Se se nega a evolução como se explica a ausência de abundantes fósseis contendo espécies actuais, fosseis esses que deviam ser muito antigos?

Prezado Nuno, salve Maria!

    Não sei quem lhe afirmou isso, mas não é verdade que não se encontram fósseis de espécies atuais. O número de espécies de foraminíferos, por exemplo, encontrados em camadas geológicas do Cambriano e vivas, ainda hoje, é imenso. Outros exemplos clássicos são o Celacanto e o Limulus, chamados fósseis-vivos, que impressionam por seu tamanho e por parecem, aos olhos evolucionistas, animais primitivos. No entanto, são espécies vivas há milhões de anos sem mudarem nada.
    Recentemente, mais um caso de fóssil-vivo foi registrado. Veja a noticia abaixo, cujos destaques são nossos:



19 de maio de 2006 – 15:15 Cientistas descobrem nova espécie de “fóssil vivo”
Outro “fóssil vivo” do grupo Neoglyphea havia sido descoberto em 1908, nas Filipinas AP

PARIS – Cientistas franceses informa ter descoberto um exemplar de uma espécie de crustáceo que, acreditava-se, tinha sido extinta há 60 milhões de anos. O “fóssil vivo”, fêmea da espécie batizada de Neoglyphea neocaledonica, foi descoberto a 400 metros de profundidade durante uma expedição nas Ilhas Chesterfield, diz nota do Museu Nacional de História Natural e do Instituto de Pesquisa para o Desenvolvimento. Outro “fóssil vivo” do grupo Neoglyphea havia sido descoberto em 1908, nas Filipinas, pelo navio de pesquisas U.S. Albatross. O espécime ficou sem identificação até 1975, quando dois cientistas franceses o identificaram e batizaram: Neoglyphea inopinata. Mais dessas criaturas foram encontradas em expedições entre 1976 e 1984. Em outubro, os biólogos marinhos Philippe Bouchet e Bertrand Richer De Forges encontraram a nova espécie do mesmo gênero num platô submarino entre Austrália e Nova Caledônia. Em entrevista por telefone, Bouchet descreveu a criatura, de 12 centímetros, como “uma mistura de camarão e lagosta”.
(fonte: www.estadao.com.br/ciencia/noticias/2006/mai/19/151.htm)

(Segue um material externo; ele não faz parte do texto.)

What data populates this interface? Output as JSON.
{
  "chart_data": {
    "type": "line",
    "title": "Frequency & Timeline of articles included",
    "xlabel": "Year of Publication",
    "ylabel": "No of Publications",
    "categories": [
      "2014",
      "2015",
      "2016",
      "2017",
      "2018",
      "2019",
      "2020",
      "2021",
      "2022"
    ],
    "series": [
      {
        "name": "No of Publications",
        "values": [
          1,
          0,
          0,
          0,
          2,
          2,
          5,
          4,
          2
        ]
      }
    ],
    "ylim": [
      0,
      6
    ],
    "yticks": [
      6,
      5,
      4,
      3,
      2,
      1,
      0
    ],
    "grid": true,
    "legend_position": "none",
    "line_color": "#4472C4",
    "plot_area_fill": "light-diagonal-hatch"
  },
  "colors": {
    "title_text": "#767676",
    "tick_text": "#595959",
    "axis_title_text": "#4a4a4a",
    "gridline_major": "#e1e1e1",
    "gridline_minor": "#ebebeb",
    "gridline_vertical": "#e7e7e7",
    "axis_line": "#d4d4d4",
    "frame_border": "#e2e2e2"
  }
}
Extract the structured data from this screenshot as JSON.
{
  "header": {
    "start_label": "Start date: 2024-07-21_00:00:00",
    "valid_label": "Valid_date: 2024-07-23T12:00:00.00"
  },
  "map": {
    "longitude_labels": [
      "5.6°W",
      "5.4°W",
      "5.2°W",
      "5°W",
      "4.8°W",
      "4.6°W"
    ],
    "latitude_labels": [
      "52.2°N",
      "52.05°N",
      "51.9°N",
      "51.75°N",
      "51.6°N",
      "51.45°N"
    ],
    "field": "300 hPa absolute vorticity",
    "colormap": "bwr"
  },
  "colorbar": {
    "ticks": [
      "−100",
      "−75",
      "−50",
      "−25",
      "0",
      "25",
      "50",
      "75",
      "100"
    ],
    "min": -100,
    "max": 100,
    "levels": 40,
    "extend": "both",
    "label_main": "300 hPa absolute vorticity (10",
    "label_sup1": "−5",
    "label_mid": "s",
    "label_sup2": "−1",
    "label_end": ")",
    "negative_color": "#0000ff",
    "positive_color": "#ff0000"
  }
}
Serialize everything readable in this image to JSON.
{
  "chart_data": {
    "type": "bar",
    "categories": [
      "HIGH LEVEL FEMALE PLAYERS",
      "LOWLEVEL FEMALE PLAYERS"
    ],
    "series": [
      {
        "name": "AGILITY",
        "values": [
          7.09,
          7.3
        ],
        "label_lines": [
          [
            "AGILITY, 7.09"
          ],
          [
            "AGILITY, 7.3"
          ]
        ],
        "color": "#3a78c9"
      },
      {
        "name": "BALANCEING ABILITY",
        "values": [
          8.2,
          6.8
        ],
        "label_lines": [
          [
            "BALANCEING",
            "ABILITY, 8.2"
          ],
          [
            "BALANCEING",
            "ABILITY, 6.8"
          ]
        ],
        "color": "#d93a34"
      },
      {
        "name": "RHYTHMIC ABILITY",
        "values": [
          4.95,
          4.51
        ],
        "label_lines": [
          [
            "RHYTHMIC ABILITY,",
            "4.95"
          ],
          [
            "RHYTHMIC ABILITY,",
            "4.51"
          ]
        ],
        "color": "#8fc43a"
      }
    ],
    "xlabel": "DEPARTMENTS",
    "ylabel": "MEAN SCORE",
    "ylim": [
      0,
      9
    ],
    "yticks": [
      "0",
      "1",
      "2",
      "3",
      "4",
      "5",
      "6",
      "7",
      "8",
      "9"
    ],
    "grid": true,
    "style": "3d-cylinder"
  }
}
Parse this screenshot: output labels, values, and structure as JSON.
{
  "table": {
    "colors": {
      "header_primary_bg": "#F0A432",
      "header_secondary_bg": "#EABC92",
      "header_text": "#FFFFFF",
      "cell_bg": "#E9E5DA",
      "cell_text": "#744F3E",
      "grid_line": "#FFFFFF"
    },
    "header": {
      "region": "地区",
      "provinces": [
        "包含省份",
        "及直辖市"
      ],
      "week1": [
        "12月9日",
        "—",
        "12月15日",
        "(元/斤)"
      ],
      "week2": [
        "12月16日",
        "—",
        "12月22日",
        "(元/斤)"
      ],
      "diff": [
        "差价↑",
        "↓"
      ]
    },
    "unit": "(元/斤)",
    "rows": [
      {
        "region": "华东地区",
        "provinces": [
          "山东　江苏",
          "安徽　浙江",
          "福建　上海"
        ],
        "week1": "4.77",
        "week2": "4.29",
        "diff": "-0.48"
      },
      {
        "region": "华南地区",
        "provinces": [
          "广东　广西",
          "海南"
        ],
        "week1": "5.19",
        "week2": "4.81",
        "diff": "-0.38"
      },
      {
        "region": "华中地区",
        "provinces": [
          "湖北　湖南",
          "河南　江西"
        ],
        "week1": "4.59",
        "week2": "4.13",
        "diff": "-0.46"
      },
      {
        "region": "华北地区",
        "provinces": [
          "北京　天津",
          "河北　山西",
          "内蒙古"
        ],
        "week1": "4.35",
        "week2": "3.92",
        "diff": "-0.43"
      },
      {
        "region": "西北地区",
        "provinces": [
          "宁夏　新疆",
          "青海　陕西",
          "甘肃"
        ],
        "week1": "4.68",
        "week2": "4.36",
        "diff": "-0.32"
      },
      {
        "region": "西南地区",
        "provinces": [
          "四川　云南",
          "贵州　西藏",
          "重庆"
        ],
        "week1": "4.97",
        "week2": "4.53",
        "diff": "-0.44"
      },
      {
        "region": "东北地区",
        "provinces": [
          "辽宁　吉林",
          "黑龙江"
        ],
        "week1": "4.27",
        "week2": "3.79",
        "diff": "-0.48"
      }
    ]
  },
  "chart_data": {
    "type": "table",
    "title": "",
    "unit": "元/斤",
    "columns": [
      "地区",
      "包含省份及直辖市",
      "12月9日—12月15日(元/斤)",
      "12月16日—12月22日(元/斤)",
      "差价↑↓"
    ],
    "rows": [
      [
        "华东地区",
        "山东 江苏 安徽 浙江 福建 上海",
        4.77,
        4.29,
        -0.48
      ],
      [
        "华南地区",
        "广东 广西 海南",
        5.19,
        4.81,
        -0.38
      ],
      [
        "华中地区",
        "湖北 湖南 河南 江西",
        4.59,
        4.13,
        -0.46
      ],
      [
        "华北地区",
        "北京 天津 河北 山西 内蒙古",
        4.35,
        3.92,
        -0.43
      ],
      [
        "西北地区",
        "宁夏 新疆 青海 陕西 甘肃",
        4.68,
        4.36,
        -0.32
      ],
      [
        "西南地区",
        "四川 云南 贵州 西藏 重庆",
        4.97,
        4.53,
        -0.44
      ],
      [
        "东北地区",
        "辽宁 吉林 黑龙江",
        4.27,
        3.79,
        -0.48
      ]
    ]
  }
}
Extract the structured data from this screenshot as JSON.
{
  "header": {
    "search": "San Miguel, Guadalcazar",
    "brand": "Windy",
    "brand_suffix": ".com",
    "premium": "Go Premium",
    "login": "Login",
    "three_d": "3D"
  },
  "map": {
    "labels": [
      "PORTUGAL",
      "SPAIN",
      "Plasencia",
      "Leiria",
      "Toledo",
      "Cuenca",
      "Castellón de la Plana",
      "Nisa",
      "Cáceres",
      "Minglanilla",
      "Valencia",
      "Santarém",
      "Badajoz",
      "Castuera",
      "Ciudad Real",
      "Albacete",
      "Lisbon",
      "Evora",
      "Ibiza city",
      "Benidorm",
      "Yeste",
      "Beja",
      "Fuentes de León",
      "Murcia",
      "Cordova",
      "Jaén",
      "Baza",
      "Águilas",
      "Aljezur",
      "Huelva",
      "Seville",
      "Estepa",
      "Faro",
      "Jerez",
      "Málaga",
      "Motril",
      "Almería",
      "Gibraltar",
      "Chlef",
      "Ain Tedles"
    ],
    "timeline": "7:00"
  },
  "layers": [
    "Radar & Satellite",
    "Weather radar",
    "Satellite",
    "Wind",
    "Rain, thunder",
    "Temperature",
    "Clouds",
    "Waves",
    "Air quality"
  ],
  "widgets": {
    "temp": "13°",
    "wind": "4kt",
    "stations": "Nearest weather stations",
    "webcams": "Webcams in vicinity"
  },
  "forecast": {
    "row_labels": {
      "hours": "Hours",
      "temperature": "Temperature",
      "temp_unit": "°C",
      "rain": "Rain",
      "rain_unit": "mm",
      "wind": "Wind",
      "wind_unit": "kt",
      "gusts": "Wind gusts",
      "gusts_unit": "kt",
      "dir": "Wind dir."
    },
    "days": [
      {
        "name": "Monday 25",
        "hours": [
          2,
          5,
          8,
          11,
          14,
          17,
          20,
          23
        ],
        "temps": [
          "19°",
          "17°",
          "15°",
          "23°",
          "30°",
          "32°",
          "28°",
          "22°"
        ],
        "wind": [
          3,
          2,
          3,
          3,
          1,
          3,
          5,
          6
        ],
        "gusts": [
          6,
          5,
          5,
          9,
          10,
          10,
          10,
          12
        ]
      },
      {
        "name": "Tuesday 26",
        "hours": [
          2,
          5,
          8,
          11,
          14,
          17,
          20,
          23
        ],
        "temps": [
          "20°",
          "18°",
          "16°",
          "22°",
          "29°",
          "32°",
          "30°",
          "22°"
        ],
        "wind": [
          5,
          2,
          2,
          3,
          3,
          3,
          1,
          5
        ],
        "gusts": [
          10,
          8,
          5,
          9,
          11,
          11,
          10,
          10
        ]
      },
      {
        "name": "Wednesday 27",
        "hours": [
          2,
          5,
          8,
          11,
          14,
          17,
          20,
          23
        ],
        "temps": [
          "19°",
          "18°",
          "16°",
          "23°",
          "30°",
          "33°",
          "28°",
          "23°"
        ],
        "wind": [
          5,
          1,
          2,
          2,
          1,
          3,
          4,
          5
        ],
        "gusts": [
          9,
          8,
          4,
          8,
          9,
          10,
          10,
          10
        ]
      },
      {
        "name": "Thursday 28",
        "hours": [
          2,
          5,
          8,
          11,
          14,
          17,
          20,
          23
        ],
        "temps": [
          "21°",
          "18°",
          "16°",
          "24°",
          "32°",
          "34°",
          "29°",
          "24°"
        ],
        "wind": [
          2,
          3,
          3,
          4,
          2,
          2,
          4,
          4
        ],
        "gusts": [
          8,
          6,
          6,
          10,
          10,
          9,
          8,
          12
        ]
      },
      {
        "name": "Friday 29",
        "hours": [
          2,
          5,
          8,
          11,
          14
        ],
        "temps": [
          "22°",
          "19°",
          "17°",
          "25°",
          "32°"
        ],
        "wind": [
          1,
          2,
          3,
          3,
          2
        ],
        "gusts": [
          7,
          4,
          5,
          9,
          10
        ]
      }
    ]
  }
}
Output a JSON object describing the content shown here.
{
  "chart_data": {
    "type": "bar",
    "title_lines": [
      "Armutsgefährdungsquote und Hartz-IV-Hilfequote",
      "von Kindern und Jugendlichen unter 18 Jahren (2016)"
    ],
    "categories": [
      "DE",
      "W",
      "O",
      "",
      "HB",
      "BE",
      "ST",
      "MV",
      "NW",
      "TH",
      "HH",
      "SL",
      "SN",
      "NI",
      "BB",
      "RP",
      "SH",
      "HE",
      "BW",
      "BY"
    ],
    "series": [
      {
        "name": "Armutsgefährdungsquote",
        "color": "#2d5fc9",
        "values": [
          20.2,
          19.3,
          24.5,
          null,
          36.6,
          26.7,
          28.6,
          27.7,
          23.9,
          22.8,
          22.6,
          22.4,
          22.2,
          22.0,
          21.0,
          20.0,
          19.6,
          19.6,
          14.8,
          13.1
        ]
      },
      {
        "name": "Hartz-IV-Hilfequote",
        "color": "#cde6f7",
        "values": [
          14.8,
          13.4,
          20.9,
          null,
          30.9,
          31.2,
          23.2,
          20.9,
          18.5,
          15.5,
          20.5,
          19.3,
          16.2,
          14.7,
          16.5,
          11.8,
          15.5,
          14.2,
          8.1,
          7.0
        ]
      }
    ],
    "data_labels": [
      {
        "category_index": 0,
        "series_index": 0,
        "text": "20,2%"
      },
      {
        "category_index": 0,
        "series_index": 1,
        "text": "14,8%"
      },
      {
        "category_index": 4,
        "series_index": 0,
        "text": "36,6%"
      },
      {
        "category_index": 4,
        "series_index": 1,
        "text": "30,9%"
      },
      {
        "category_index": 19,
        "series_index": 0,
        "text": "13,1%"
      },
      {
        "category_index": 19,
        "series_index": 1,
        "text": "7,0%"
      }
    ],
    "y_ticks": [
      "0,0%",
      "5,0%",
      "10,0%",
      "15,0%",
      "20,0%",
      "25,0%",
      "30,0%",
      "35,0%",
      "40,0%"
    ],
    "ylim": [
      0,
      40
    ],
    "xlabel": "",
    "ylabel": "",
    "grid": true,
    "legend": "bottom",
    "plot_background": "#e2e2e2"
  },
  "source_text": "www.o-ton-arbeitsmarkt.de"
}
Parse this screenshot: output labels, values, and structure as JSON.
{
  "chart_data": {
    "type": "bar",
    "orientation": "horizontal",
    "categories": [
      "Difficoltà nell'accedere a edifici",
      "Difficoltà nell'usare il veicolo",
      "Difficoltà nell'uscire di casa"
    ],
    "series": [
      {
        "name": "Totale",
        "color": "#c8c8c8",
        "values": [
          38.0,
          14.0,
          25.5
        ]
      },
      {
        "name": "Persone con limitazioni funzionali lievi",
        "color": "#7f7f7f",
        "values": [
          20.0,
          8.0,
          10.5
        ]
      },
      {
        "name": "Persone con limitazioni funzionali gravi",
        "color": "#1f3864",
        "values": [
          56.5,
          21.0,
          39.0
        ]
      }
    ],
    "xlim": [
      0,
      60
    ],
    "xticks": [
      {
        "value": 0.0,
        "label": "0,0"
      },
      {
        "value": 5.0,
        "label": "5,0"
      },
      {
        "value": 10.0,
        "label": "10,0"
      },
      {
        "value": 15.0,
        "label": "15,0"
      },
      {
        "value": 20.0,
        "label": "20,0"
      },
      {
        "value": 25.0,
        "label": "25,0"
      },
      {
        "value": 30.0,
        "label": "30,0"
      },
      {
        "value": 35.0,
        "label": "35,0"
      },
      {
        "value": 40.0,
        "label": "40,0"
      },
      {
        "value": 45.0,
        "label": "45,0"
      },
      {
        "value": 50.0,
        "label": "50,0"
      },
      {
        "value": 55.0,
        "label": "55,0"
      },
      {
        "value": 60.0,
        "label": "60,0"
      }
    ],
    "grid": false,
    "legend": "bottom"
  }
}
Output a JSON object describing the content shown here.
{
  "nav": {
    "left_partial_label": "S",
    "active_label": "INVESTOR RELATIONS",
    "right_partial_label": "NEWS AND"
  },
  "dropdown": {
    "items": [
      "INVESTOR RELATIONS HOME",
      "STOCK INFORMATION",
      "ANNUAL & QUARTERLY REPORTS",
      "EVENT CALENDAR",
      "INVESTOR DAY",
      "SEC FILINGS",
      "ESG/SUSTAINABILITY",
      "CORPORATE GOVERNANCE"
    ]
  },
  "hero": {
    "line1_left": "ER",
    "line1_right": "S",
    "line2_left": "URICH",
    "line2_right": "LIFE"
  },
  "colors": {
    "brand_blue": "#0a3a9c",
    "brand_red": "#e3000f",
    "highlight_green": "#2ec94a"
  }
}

    Também não podemos nos esquecer das diversas espécies de árvores, samambaias e algas como exemplares fósseis datados também de centenas de milhares de anos, mas que ainda vivem perfeitamente hoje, sem “evoluir”.
    Dizem os evolucionistas que esses seres vivos não evoluiram pois já estariam suficientemente adaptados ao meio em que vivem. Ora, mas a Evolução não é uma regra da natureza? E as muitas espécies que usam ou são usadas como recursos por esses fósseis-vivos, como ficam? Pois elas teriam, em teoria, mudado muito nesse tempo. E a hipótese neodarwinista do “equilíbrio dinâmico” nas mudanças genéticas, quando todos os seres vivos estão em contínua evolução, para permanecerem vivos e adaptados?. É a famosa hipótese da “Rainha Vermelha”, dos contos de Alice, que corre numa esteira, para ficar no mesmo lugar.
    E o meio, não foi alterado em centenas de milhares de anos?
    Em suma, os fósseis-vivos são uma pedra no sapato dos partidários de Darwin e seus descendentes. E uma pedra bem aguda.
    Outro problema maior ainda para os evolucionistas: a chamada explosão do Cambriano. Como explicar o surgimento repentino da grande maioria dos filos atualmente existentes em tão pouco tempo, mostrado nos registros fósseis datados desse período geologico? Muitos destes fósseis são de espécies ainda vivas.
    O que não existem são fósseis que registrem mudanças graduais nas espécies. Esse cabelo não foi achado no ovo de Darwin.
    Meu caro Nuno, quem te disse que não existem fósseis de espécies ainda vivas falsificou uma informação. Enganaram-te e com má vontade.